Beardsley declined to provide numbers for districtwide dyslexia diagnoses. DeCristofaro said the District 65 system is designed to catch and support all students, regardless of diagnosis.

“​​A child doesn’t need a dyslexia diagnosis to get the instructional support,” DeCristofaro said. “Most of the outside diagnoses that we get … are predominantly coming from white families.”

Starting this school year, the district also began using MAP to screen in Spanish, she said. District 65 also started offering Esperanza, a multi-sensory phonics approach to Spanish reading education, this year.

Leaving the school district

Three weeks after Papastratakos’ son returned from remote learning with a new IEP last February, he came home and said school felt like a “fog.” Papastratakos returned him to remote learning and enrolled him in a literacy-focused school the next year.

“I felt really happy because I knew that wherever I was going to go next was somewhere where I was going to understand the learning,” her son said.

While she said his reading has improved, the cost of private school takes up to 70% of her income.

M. also pulled Peter out of Orrington during the COVID-19 pandemic, enrolling him in Redwood Day School. The Rogers Park school tailors education for children with dyslexia. Six months there, she said, drained her savings.

Though Peter has returned to public school, M. said she thinks he needs at least another year of private education. She said his current supports mainly focus on his ADHD and educational supplements like text-to-speech.

“We can’t afford to send him to Redwood for two years,” she said. “But if we’re gonna have to send him, we want to send him in eighth grade, so they can sort of catch him up for high school.”

Beyond financial concerns, DeCristofaro said District 65 also offers other advantages. 

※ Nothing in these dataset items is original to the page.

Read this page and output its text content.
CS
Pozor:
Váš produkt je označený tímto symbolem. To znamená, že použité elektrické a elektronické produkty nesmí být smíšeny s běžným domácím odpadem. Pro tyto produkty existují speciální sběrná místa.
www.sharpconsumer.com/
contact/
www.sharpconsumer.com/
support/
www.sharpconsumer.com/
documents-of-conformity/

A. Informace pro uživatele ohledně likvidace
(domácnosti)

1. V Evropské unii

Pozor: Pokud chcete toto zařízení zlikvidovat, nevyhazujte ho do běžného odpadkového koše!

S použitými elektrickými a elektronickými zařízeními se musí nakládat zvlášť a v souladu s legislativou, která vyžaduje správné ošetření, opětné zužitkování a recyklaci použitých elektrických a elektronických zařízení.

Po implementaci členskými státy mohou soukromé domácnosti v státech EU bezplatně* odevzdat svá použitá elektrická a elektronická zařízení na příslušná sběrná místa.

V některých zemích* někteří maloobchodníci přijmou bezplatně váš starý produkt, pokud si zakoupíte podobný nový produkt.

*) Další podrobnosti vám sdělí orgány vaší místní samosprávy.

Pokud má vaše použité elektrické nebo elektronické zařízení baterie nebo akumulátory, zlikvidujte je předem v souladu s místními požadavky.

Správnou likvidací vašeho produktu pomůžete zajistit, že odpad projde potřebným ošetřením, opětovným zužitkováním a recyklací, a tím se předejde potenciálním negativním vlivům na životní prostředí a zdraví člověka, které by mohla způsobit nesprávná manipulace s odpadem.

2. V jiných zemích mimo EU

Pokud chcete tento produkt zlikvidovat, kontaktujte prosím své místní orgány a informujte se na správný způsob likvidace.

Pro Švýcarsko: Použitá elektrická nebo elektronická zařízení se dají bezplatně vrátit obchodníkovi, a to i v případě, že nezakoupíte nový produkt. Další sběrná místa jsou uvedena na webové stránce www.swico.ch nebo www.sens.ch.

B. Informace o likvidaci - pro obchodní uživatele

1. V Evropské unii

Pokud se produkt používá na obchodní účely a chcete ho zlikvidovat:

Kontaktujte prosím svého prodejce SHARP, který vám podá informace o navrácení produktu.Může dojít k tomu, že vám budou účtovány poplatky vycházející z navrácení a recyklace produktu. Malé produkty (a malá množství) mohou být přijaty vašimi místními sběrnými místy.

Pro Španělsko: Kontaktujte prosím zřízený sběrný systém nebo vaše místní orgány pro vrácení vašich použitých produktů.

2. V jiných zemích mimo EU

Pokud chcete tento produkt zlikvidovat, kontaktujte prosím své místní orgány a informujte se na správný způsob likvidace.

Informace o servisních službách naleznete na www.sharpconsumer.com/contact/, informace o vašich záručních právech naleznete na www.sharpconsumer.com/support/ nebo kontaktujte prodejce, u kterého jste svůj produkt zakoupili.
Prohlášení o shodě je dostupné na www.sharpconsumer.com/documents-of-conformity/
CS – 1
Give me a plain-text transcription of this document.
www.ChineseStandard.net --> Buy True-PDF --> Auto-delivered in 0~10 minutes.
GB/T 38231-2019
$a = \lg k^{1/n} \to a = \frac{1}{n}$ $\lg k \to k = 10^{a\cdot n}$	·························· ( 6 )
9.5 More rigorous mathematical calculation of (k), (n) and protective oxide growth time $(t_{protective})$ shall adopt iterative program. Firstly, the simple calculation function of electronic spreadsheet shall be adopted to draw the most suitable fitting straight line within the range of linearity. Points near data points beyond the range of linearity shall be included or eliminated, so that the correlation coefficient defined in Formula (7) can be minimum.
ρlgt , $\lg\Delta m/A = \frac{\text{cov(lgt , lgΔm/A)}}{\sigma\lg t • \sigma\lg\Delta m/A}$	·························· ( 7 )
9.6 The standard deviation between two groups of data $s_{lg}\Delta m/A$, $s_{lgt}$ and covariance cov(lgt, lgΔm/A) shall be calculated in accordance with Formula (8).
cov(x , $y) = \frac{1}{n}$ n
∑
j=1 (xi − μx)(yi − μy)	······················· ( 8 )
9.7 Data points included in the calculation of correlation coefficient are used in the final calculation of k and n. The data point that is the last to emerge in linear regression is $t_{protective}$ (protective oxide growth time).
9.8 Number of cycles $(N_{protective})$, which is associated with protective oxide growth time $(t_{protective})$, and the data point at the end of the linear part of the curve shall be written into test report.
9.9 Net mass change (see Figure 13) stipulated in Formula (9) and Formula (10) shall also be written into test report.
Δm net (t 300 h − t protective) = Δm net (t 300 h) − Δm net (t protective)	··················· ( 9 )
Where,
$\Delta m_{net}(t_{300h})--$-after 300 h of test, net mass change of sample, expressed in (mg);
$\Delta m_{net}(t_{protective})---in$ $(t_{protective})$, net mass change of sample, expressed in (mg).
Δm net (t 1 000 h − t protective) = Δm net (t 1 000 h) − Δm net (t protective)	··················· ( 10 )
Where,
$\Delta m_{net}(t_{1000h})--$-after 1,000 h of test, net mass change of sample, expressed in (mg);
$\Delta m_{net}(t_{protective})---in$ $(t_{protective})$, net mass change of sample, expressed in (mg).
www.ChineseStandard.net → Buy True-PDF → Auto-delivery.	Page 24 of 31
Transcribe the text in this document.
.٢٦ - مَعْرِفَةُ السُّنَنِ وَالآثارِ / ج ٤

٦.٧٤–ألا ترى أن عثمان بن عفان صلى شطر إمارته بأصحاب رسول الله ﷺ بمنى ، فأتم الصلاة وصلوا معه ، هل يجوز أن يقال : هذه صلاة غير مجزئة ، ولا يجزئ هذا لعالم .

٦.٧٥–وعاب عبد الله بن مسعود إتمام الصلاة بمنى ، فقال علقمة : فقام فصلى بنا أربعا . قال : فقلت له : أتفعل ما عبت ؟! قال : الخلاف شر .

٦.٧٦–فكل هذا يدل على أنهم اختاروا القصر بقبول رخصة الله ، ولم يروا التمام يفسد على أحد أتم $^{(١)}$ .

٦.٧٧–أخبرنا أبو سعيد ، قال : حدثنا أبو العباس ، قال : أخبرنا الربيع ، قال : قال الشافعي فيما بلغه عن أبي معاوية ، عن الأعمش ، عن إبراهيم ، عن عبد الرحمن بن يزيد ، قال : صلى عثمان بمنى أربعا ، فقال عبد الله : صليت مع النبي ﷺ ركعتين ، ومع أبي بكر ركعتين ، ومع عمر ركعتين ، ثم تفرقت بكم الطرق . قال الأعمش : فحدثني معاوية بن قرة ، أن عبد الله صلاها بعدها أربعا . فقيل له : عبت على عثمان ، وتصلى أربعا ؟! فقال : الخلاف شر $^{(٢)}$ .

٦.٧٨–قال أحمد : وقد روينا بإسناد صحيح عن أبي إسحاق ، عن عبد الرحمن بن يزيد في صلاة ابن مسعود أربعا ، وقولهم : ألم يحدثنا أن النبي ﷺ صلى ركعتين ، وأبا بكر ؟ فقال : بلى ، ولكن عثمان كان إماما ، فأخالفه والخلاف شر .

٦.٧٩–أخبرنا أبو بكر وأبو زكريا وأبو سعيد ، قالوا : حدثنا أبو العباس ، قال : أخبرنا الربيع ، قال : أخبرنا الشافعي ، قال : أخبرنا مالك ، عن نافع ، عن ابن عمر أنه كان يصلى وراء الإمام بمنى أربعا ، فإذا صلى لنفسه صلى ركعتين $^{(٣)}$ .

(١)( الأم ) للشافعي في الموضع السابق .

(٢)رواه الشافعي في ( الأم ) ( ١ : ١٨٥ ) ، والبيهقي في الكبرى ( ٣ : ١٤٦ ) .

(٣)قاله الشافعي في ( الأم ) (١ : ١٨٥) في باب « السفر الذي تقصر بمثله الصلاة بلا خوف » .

“You might be giving up some of the great science, social studies and other types of fine arts curriculums that we have here in District 65,” she said. “You might be giving up certain types of inclusive experiences.”

Coming change

As the district expands the number of teachers trained in evidence-based methods, Beardsley said teachers are also testing new materials in English classes to evaluate during next school year.

Meanwhile, Papastratakos is working on advocacy from the outside. She began Dyslexia Connection of Evanston to help dyslexic kids meet each other and discuss their strengths.

She’s pushing for change, including through a lecture series on dyslexia and reading. However, Papastratakos said she won’t return her son to District 65 schools as long as she can afford to keep him in private school.

“I want him to go to a school where I feel confident that they will execute the program that we put in place,” she said. “I do not feel that way at the public school at District 65 at all.”